„Die Milliardenüberschüsse beim Gesundheitsfonds und den gesetzlichen Krankenkassen lösen in den Krankenhäusern Zorn über die Fortsetzung der Kürzungsmaßnahmen zu Lasten der Häuser in Höhe von 600 Millionen Euro im Jahr 2012 aus. Kostendämpfung wird trotz der Milliardenüberschüsse der Kassen und trotz der augenscheinlichen Probleme der Kliniken zum reinen Selbstzweck. Den Krankenhäusern werden bei höchst angespannter personeller und finanzieller Situation notwendige Mittel entzogen, die für Sicherheit und Personal dringend gebraucht werden: Immer mehr Kliniken geht es schlechter.

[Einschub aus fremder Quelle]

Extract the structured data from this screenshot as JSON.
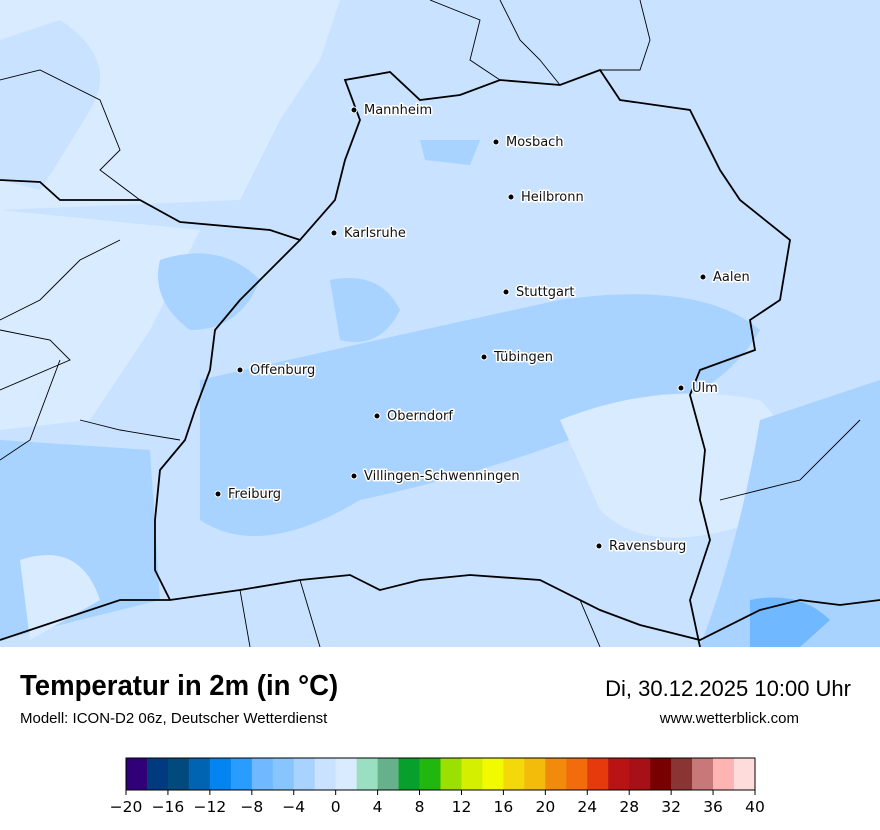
{
  "header": {
    "title": "Temperatur in 2m (in °C)",
    "subtitle": "Modell: ICON-D2 06z, Deutscher Wetterdienst",
    "datetime": "Di, 30.12.2025 10:00 Uhr",
    "website": "www.wetterblick.com"
  },
  "map": {
    "cities": [
      {
        "name": "Mannheim"
      },
      {
        "name": "Mosbach"
      },
      {
        "name": "Heilbronn"
      },
      {
        "name": "Karlsruhe"
      },
      {
        "name": "Aalen"
      },
      {
        "name": "Stuttgart"
      },
      {
        "name": "Tübingen"
      },
      {
        "name": "Offenburg"
      },
      {
        "name": "Ulm"
      },
      {
        "name": "Oberndorf"
      },
      {
        "name": "Villingen-Schwenningen"
      },
      {
        "name": "Freiburg"
      },
      {
        "name": "Ravensburg"
      }
    ],
    "dominant_range_celsius": [
      -4,
      2
    ]
  },
  "legend": {
    "unit": "°C",
    "min": -20,
    "max": 40,
    "step": 2,
    "tick_labels": [
      "−20",
      "−16",
      "−12",
      "−8",
      "−4",
      "0",
      "4",
      "8",
      "12",
      "16",
      "20",
      "24",
      "28",
      "32",
      "36",
      "40"
    ],
    "colors": [
      "#310078",
      "#023a80",
      "#014a7e",
      "#0064b2",
      "#0484f0",
      "#289cff",
      "#70b8ff",
      "#88c4ff",
      "#a8d2ff",
      "#c8e2ff",
      "#d9ebff",
      "#9adfc2",
      "#66b08c",
      "#07a02c",
      "#20b80e",
      "#9be000",
      "#d4f000",
      "#f2fa00",
      "#f4d80a",
      "#f4bc0a",
      "#f28a0c",
      "#f26c0c",
      "#e63a0c",
      "#b81414",
      "#a81018",
      "#780000",
      "#8a3434",
      "#c87878",
      "#ffb4b4",
      "#ffdcdc"
    ]
  }
}
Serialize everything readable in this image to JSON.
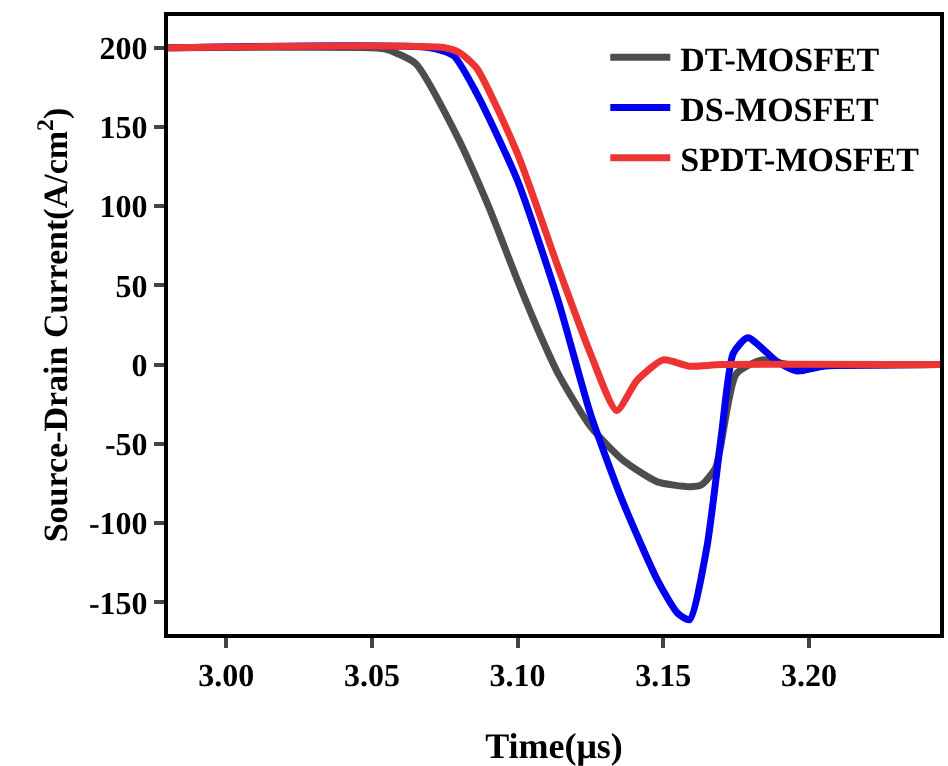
{
  "chart_data": {
    "type": "line",
    "xlabel": "Time(μs)",
    "ylabel": "Source-Drain Current(A/cm$^{2}$)",
    "xlim": [
      2.98,
      3.245
    ],
    "ylim": [
      -170,
      220
    ],
    "xticks": [
      {
        "value": 3.0,
        "label": "3.00"
      },
      {
        "value": 3.05,
        "label": "3.05"
      },
      {
        "value": 3.1,
        "label": "3.10"
      },
      {
        "value": 3.15,
        "label": "3.15"
      },
      {
        "value": 3.2,
        "label": "3.20"
      }
    ],
    "yticks": [
      -150,
      -100,
      -50,
      0,
      50,
      100,
      150,
      200
    ],
    "grid": false,
    "legend": "top right",
    "marker": "none",
    "line_style": "solid",
    "series": [
      {
        "name": "DT-MOSFET",
        "color": "#4d4d4d",
        "x": [
          2.98,
          3.05,
          3.055,
          3.065,
          3.079,
          3.09,
          3.1,
          3.107,
          3.114,
          3.125,
          3.136,
          3.148,
          3.159,
          3.163,
          3.168,
          3.175,
          3.184,
          3.193,
          3.245
        ],
        "values": [
          200,
          200,
          199,
          190,
          145,
          100,
          53,
          22,
          -6,
          -39,
          -60,
          -74,
          -77,
          -76,
          -65,
          -6,
          3,
          0,
          0
        ]
      },
      {
        "name": "DS-MOSFET",
        "color": "#0000ee",
        "x": [
          2.98,
          3.07,
          3.078,
          3.086,
          3.1,
          3.114,
          3.125,
          3.136,
          3.148,
          3.155,
          3.159,
          3.165,
          3.17,
          3.174,
          3.179,
          3.189,
          3.196,
          3.205,
          3.245
        ],
        "values": [
          200,
          200,
          195,
          171,
          116,
          40,
          -31,
          -86,
          -136,
          -157,
          -161,
          -115,
          -44,
          7,
          17,
          2,
          -4,
          -1,
          0
        ]
      },
      {
        "name": "SPDT-MOSFET",
        "color": "#ee3333",
        "x": [
          2.98,
          3.075,
          3.08,
          3.086,
          3.1,
          3.114,
          3.125,
          3.134,
          3.141,
          3.15,
          3.159,
          3.17,
          3.245
        ],
        "values": [
          200,
          200,
          197,
          187,
          133,
          61,
          7,
          -29,
          -10,
          3,
          -1,
          0,
          0
        ]
      }
    ]
  }
}
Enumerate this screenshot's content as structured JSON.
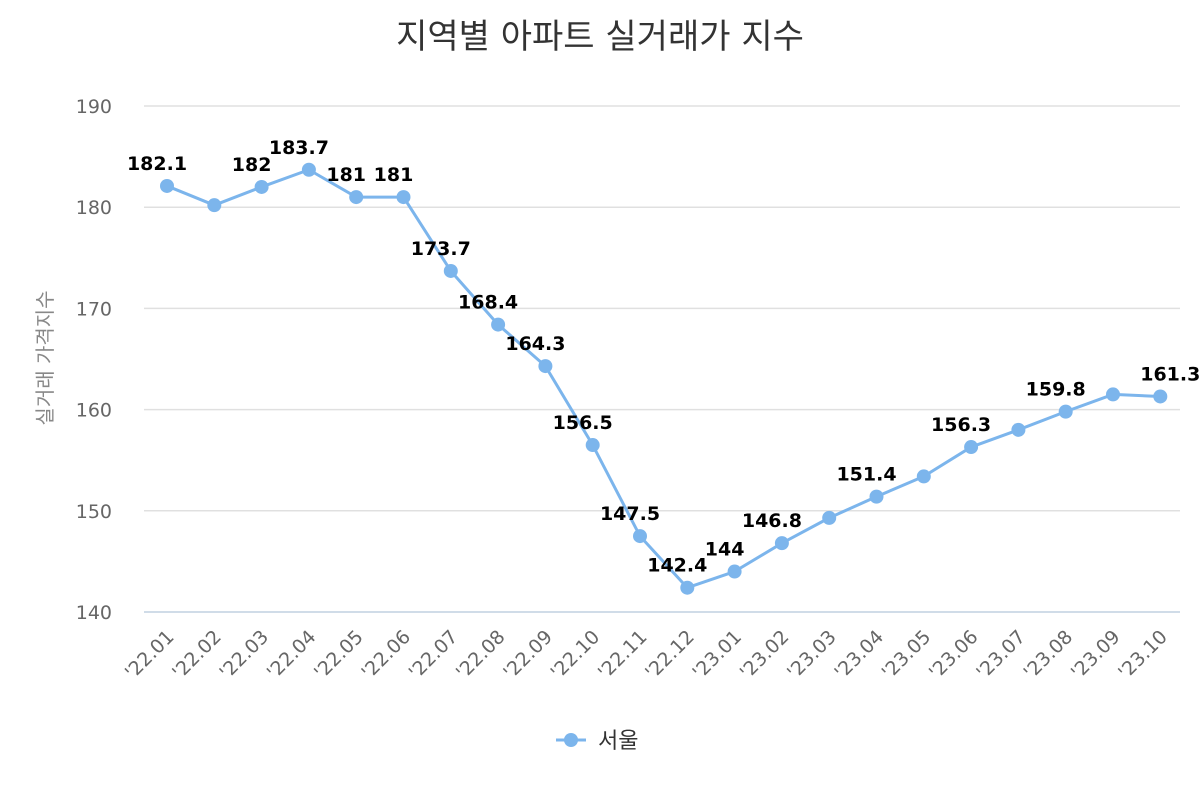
{
  "chart_data": {
    "type": "line",
    "title": "지역별 아파트 실거래가 지수",
    "xlabel": "",
    "ylabel": "실거래 가격지수",
    "ylim": [
      140,
      190
    ],
    "yticks": [
      140,
      150,
      160,
      170,
      180,
      190
    ],
    "grid": true,
    "legend_position": "bottom",
    "categories": [
      "'22.01",
      "'22.02",
      "'22.03",
      "'22.04",
      "'22.05",
      "'22.06",
      "'22.07",
      "'22.08",
      "'22.09",
      "'22.10",
      "'22.11",
      "'22.12",
      "'23.01",
      "'23.02",
      "'23.03",
      "'23.04",
      "'23.05",
      "'23.06",
      "'23.07",
      "'23.08",
      "'23.09",
      "'23.10"
    ],
    "series": [
      {
        "name": "서울",
        "color": "#7cb5ec",
        "values": [
          182.1,
          180.2,
          182,
          183.7,
          181,
          181,
          173.7,
          168.4,
          164.3,
          156.5,
          147.5,
          142.4,
          144,
          146.8,
          149.3,
          151.4,
          153.4,
          156.3,
          158,
          159.8,
          161.5,
          161.3
        ],
        "data_labels": [
          {
            "index": 0,
            "text": "182.1"
          },
          {
            "index": 2,
            "text": "182"
          },
          {
            "index": 3,
            "text": "183.7"
          },
          {
            "index": 4,
            "text": "181"
          },
          {
            "index": 5,
            "text": "181"
          },
          {
            "index": 6,
            "text": "173.7"
          },
          {
            "index": 7,
            "text": "168.4"
          },
          {
            "index": 8,
            "text": "164.3"
          },
          {
            "index": 9,
            "text": "156.5"
          },
          {
            "index": 10,
            "text": "147.5"
          },
          {
            "index": 11,
            "text": "142.4"
          },
          {
            "index": 12,
            "text": "144"
          },
          {
            "index": 13,
            "text": "146.8"
          },
          {
            "index": 15,
            "text": "151.4"
          },
          {
            "index": 17,
            "text": "156.3"
          },
          {
            "index": 19,
            "text": "159.8"
          },
          {
            "index": 21,
            "text": "161.3"
          }
        ]
      }
    ]
  }
}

Die Probleme der Krankenhäuser können auch nicht mit Hinweis auf die Ausgabensteigerungen der Krankenkassen für Krankenhausleistungen abgetan werden. Dahinter stehen medizinische Leistungssteigerungen, die die Kliniken für den steigenden medizinischen Versorgungsbedarf der Bevölkerung erbringen müssen. Absolut aus der Luft gegriffen und unredlich ist die Behauptung der Krankenkassen, die Krankenhäuser würden auch in 2012 hohe Ausgabensteigerungen für medizinische Leistungen bei den Krankenkassen auslösen. Hier ist daran zu erinnern, dass die Krankenkassen im Jahr 2009 ein Milliardendefizit in Höhe von 10 Milliarden behauptet hatten, das zwischenzeitlich als politisches Instrument zur Beförderung von Kostendämpfungsmaßnahmen enttarnt ist.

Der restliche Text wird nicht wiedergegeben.